Play Protect, a suite of Android security services that Google introduced in May 2017, played a big role in bolstering overall security of the Android ecosystem last year.
That’s according to Google, which on March 15 released its fourth annual report reviewing the steps it has been taking to improve the security of its mobile operating system.
Play Protect is designed to keep Android users safe from potentially harmful applications (PHAs) on their devices and in the Google Play mobile app store. The technology works by automatically scanning Android devices at least once a day and removing any PHAs on them.

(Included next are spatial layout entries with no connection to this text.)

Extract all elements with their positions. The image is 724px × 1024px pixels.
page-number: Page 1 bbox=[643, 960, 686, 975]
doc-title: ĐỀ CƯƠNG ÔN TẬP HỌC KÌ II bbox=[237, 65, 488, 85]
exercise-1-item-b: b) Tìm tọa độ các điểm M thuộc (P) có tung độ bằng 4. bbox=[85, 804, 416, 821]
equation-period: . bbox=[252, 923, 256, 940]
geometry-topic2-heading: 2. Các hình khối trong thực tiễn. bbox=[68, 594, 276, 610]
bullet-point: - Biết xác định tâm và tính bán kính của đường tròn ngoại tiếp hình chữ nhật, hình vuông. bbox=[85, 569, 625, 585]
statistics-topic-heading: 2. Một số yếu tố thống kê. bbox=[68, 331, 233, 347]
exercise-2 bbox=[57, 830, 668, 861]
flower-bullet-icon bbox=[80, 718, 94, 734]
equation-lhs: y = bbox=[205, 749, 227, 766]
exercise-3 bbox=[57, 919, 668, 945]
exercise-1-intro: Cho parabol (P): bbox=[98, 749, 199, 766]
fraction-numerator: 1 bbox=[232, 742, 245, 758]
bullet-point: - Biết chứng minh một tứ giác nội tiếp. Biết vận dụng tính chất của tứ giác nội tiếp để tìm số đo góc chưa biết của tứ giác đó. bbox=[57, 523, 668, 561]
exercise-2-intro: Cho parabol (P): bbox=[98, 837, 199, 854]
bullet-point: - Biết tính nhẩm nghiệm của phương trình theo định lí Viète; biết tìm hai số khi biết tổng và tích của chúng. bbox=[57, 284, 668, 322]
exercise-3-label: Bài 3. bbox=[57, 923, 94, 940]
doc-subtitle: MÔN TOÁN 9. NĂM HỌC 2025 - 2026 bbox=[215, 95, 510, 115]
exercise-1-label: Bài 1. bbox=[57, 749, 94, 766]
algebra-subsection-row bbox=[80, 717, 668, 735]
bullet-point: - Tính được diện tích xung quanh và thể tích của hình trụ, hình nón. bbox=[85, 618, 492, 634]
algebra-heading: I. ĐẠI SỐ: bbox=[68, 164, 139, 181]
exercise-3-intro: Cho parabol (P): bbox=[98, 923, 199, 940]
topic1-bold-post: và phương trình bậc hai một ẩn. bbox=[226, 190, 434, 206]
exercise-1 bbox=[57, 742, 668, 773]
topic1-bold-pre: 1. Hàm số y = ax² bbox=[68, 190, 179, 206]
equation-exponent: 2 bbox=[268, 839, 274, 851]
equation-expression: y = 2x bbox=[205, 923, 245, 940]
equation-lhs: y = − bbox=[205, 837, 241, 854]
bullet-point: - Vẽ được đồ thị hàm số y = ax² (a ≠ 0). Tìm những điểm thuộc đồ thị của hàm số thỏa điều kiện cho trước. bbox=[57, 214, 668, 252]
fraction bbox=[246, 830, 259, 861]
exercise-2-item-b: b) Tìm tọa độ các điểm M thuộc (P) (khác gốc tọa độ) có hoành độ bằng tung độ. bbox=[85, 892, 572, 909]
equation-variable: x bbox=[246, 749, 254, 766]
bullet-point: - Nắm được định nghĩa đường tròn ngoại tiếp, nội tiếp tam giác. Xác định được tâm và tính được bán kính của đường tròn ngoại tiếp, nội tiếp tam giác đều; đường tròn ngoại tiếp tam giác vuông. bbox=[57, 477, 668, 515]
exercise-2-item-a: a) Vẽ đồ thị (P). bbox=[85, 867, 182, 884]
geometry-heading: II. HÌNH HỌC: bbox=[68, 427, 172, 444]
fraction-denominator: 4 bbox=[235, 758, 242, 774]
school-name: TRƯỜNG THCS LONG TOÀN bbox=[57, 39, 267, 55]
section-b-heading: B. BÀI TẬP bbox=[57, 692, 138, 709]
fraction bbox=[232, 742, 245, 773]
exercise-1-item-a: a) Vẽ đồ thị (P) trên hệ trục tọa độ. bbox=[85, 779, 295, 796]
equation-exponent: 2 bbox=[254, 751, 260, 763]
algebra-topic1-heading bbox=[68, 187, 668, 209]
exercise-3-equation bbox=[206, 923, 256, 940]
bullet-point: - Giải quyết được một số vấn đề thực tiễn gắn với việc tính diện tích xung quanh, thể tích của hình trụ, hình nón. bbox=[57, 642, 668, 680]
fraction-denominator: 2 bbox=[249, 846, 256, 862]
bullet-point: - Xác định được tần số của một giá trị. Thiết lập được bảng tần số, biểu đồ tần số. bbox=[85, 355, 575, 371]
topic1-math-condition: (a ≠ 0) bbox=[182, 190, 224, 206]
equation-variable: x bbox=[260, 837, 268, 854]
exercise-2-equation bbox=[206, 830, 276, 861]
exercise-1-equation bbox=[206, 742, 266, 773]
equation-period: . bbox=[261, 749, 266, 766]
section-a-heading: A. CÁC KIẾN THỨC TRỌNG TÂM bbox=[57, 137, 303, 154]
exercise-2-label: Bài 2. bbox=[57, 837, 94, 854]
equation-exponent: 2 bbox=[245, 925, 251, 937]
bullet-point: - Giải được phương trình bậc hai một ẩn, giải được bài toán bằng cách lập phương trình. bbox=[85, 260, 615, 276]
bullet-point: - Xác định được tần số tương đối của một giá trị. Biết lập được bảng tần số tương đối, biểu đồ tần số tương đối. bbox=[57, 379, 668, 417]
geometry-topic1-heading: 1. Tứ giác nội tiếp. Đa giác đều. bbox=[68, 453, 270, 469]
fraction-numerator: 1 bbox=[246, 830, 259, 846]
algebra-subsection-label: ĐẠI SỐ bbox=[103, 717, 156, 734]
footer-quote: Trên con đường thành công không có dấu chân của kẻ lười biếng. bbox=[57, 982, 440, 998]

Such scans helped Google remove some 39 million PHAs installed on user devices last year, said Dave Kleidermacher, vice president of security for Android, Play, ChromeOS at Google, in a blog summarizing the efforts. Play Protect also helped Google scan 65 percent more apps in its Play store for potential malware and other threats compared with 2016, he said.
Improved mechanisms for vetting applications uploaded to Play also ensured that people who downloaded software from the official app store were nine times less likely to be infected with a PHA compared with Android users who downloaded applications from third-party app stores.

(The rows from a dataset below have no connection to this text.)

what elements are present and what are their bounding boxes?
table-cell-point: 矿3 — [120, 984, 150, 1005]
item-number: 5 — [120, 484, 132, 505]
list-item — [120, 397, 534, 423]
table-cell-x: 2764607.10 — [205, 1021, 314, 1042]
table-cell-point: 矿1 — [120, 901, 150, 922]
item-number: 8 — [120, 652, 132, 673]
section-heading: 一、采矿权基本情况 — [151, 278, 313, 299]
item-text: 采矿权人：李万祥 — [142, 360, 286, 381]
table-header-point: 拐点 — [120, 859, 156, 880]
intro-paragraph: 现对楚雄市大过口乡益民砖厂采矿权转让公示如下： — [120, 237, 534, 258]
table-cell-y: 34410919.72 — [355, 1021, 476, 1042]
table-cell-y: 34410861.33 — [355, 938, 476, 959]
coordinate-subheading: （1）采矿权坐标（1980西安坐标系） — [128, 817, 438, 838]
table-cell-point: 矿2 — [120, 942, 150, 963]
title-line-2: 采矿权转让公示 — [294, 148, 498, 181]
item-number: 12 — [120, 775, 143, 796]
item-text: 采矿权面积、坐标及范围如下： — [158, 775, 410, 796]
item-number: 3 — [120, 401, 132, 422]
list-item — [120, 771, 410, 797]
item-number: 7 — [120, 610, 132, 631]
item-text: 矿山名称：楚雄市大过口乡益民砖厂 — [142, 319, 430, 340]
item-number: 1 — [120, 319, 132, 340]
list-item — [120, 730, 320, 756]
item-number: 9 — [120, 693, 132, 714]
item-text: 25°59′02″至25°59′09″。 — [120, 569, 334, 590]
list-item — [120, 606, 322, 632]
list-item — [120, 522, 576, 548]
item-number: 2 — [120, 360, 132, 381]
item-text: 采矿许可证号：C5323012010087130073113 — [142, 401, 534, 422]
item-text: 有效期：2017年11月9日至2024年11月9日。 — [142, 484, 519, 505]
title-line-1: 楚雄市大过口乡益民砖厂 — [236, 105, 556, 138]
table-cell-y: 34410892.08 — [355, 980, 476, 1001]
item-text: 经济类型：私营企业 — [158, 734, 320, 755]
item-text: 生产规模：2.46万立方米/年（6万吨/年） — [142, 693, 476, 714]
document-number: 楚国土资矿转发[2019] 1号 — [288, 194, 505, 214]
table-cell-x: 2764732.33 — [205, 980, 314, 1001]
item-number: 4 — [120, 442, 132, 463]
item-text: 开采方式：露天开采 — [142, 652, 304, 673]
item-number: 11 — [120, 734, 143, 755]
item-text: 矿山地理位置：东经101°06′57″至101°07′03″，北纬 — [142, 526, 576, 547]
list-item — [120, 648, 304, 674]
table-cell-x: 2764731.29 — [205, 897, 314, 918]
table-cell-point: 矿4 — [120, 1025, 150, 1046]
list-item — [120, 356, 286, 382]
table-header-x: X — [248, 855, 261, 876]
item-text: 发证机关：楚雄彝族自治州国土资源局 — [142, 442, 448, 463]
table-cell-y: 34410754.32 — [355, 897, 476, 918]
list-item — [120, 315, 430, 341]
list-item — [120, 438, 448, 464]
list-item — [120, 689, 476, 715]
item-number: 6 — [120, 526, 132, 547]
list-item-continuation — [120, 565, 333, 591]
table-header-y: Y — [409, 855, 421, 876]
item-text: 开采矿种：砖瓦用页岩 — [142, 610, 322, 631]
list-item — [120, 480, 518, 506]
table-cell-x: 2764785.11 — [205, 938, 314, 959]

“Thanks in large part to Play Protect, the installation rates of PHAs from outside of Google Play dropped by more than 60 percent as well,” Kleidermacher said.
Google’s work to shore up Android security included collaborating with several device manufacturers to ensure they had up-to-date versions of Android running on their devices. Google also focused on improving the process for releasing security updates and ensuring more devices received the patches, Kleidermacher said without offering any specific details.

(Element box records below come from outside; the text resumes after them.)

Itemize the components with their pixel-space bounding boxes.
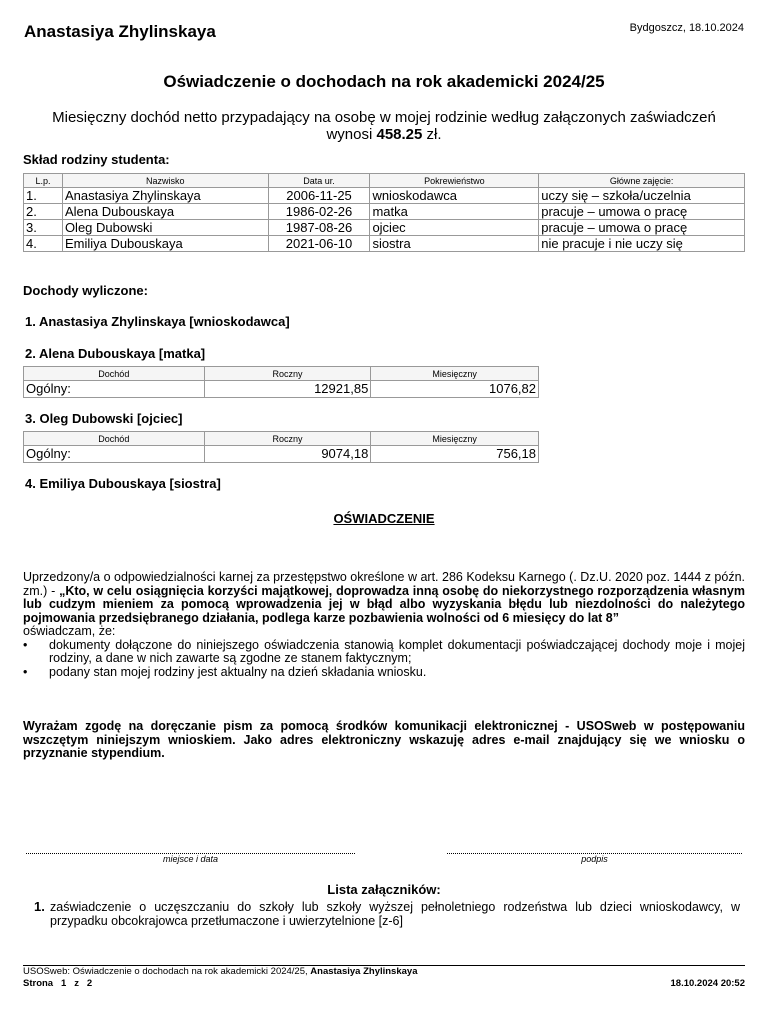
row-name: Emiliya Dubouskaya: [62, 236, 268, 252]
income-yearly: 12921,85: [204, 381, 371, 398]
declaration-intro: Uprzedzony/a o odpowiedzialności karnej za przestępstwo określone w art. 286 Kodeksu Karnego (. Dz.U. 2020 poz. 1444 z późn. zm.) -: [23, 570, 745, 598]
row-occupation: pracuje – umowa o pracę: [539, 204, 745, 220]
place-date: Bydgoszcz, 18.10.2024: [629, 22, 744, 34]
row-name: Alena Dubouskaya: [62, 204, 268, 220]
footer-page-line: [23, 978, 745, 990]
row-birth: 1986-02-26: [268, 204, 370, 220]
footer-title-line: [23, 966, 745, 978]
declaration-quote: „Kto, w celu osiągnięcia korzyści majątkowej, doprowadza inną osobę do niekorzystnego rozporządzenia własnym lub cudzym mieniem za pomocą wprowadzenia jej w błąd albo wyzyskania błędu lub niezdolności do należytego pojmowania przedsiębranego działania, podlega karze pozbawienia wolności od 6 miesięcy do lat 8”: [23, 583, 745, 625]
income-amount: 458.25: [376, 126, 423, 143]
income-yearly: 9074,18: [204, 446, 371, 463]
table-row: [24, 381, 539, 398]
place-date-label: miejsce i data: [162, 854, 219, 864]
declaration-bullet-1: [23, 639, 745, 666]
row-relation: wnioskodawca: [370, 188, 539, 204]
row-occupation: uczy się – szkoła/uczelnia: [539, 188, 745, 204]
row-occupation: pracuje – umowa o pracę: [539, 220, 745, 236]
bullet-text: podany stan mojej rodziny jest aktualny na dzień składania wniosku.: [49, 664, 427, 679]
income-table-2: [23, 366, 539, 398]
income-type: Ogólny:: [24, 446, 205, 463]
income-header-row: [24, 432, 539, 446]
declaration-lead: oświadczam, że:: [23, 624, 116, 638]
attachments-heading: Lista załączników:: [327, 882, 441, 897]
income-person-2: 2. Alena Dubouskaya [matka]: [25, 346, 206, 361]
income-monthly: 1076,82: [371, 381, 539, 398]
declaration-body: [23, 571, 745, 679]
attachment-text: zaświadczenie o uczęszczaniu do szkoły lub szkoły wyższej pełnoletniego rodzeństwa lub dzieci wnioskodawcy, w przypadku obcokrajowca przetłumaczone i uwierzytelnione [z-6]: [50, 900, 740, 928]
incomes-heading: Dochody wyliczone:: [23, 283, 148, 298]
family-table: [23, 173, 745, 252]
row-birth: 1987-08-26: [268, 220, 370, 236]
family-col-name: Nazwisko: [62, 174, 268, 188]
row-name: Oleg Dubowski: [62, 220, 268, 236]
footer-timestamp: 18.10.2024 20:52: [670, 978, 745, 989]
row-relation: ojciec: [370, 220, 539, 236]
income-col-monthly: Miesięczny: [371, 432, 539, 446]
table-row: [24, 204, 745, 220]
row-lp: 1.: [24, 188, 63, 204]
applicant-name: Anastasiya Zhylinskaya: [24, 22, 216, 41]
row-lp: 2.: [24, 204, 63, 220]
table-row: [24, 220, 745, 236]
page-label: Strona: [23, 978, 54, 989]
row-birth: 2006-11-25: [268, 188, 370, 204]
family-heading: Skład rodziny studenta:: [23, 152, 170, 167]
footer: [23, 966, 745, 990]
bullet-text: dokumenty dołączone do niniejszego oświadczenia stanowią komplet dokumentacji poświadczającej dochody moje i mojej rodziny, a dane w nich zawarte są zgodne ze stanem faktycznym;: [49, 637, 745, 665]
income-col-yearly: Roczny: [204, 432, 371, 446]
row-lp: 4.: [24, 236, 63, 252]
signature-label: podpis: [581, 854, 608, 864]
declaration-bullet-2: [23, 666, 745, 680]
income-monthly: 756,18: [371, 446, 539, 463]
row-birth: 2021-06-10: [268, 236, 370, 252]
income-col-yearly: Roczny: [204, 367, 371, 381]
income-prefix: Miesięczny dochód netto przypadający na osobę w mojej rodzinie według załączonych zaświadczeń wynosi: [52, 109, 716, 143]
income-col-monthly: Miesięczny: [371, 367, 539, 381]
declaration-heading: OŚWIADCZENIE: [333, 511, 435, 526]
family-header-row: [24, 174, 745, 188]
attachment-item: [34, 900, 740, 928]
family-col-relation: Pokrewieństwo: [370, 174, 539, 188]
income-header-row: [24, 367, 539, 381]
table-row: [24, 446, 539, 463]
income-type: Ogólny:: [24, 381, 205, 398]
table-row: [24, 188, 745, 204]
family-col-lp: L.p.: [24, 174, 63, 188]
family-col-birth: Data ur.: [268, 174, 370, 188]
income-suffix: zł.: [426, 126, 442, 143]
page-current: 1: [61, 978, 67, 989]
row-relation: matka: [370, 204, 539, 220]
row-occupation: nie pracuje i nie uczy się: [539, 236, 745, 252]
consent-statement: Wyrażam zgodę na doręczanie pism za pomocą środków komunikacji elektronicznej - USOSweb w postępowaniu wszczętym niniejszym wnioskiem. Jako adres elektroniczny wskazuję adres e-mail znajdujący się we wniosku o przyznanie stypendium.: [23, 719, 745, 760]
page-of: z: [74, 978, 79, 989]
income-table-3: [23, 431, 539, 463]
page-title: Oświadczenie o dochodach na rok akademicki 2024/25: [163, 72, 605, 91]
income-statement: [30, 109, 738, 143]
income-person-1: 1. Anastasiya Zhylinskaya [wnioskodawca]: [25, 314, 290, 329]
income-col-type: Dochód: [24, 432, 205, 446]
footer-doc-title: USOSweb: Oświadczenie o dochodach na rok akademicki 2024/25,: [23, 966, 308, 977]
row-name: Anastasiya Zhylinskaya: [62, 188, 268, 204]
row-relation: siostra: [370, 236, 539, 252]
income-col-type: Dochód: [24, 367, 205, 381]
footer-doc-name: Anastasiya Zhylinskaya: [310, 966, 418, 977]
bullet-icon: •: [23, 637, 28, 652]
family-col-occupation: Główne zajęcie:: [539, 174, 745, 188]
bullet-icon: •: [23, 664, 28, 679]
attachment-number: 1.: [34, 899, 45, 914]
income-person-3: 3. Oleg Dubowski [ojciec]: [25, 411, 183, 426]
table-row: [24, 236, 745, 252]
income-person-4: 4. Emiliya Dubouskaya [siostra]: [25, 476, 221, 491]
row-lp: 3.: [24, 220, 63, 236]
page-total: 2: [86, 978, 93, 989]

As a result of Google’s efforts, 30 percent more Android devices received security patches last year compared with 2016, he said. It is unclear though what proportion of the two billion or so installed Android devices overall received security patches, or how quickly those patches were installed after release.
The security patching issue is a big challenge for Google. Many Android device manufacturers and carriers around the world have no standard policies for updating the operating system versions on their devices or issuing security patches to the devices. So a large proportion of Android devices are usually running outdated versions of the OS and are unpatched against serious vulnerabilities at any given time.
Google’s Android Version 8.1 Oreo released last August introduced a lot of new security features as well, Kleidermacher said. These included protections against the installation of apps from unknown or untrusted sources, kernel hardening and the elimination of support for insecure network protocols. With Oreo, Google also introduced a feature that prevents apps from blocking the entire screen—a measure designed to protect against ransomware.
Google’s Android Security Rewards program played a role in improving ecosystem security as well, Kleidermacher said. By increasing bounties for responsible vulnerability disclosure, Google was able to ensure that no critical security vulnerabilities were publicly disclosed without an update becoming available for it first, he noted.